Chloe’s large SturdiBag is not perfect. After all these years, I have come up with three flaws I can’t overlook: There is no protective strip of fabric under the top panel zipper, so I always risk catching Chloe’s head fur in it when I open/close it to reach her (mind you, the Sherpa zipper is exactly the same — but it’s so balky I never open it, so the problem doesn’t arise). If the black plastic ends come off the supporting carbon rod ribs, the rods will poke through their fabric pockets (a very rare problem). And while there is a better seatbelt solution on the SturdiBag (two vertical nylon twill straps force the seatbelt to hold the carrier tightly against the car seat), there is no luggage strap — looping the handles back over your suitcase handle works to a point, but for real security you need extra help.

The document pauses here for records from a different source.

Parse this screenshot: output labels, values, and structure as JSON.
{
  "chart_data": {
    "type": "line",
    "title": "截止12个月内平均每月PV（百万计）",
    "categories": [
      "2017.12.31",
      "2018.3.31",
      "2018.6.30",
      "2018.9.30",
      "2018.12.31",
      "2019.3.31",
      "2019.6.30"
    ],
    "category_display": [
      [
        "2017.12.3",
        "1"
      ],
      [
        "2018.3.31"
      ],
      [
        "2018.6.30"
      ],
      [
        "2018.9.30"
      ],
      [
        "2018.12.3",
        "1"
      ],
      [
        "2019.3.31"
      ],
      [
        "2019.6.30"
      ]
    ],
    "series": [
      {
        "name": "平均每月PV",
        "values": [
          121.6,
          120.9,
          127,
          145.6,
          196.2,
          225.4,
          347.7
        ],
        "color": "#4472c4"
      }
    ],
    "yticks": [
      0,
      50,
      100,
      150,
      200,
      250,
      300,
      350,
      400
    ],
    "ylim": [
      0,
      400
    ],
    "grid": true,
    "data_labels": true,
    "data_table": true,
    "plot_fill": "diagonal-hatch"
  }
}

As you see in this picture, both carriers fit equally well under a Southwest 737-700 seat.
However, Southwest’s under-seat spaces are generously sized, and are relatively easy to maneuver around. In nearly every other airplane I’ve flown on, there’s less space, and the space available is complicated by projecting electronics boxes or life jacket containers. After giving a comparable Sherpa carrier a good workout, I still prefer Chloe’s large SturdiBag.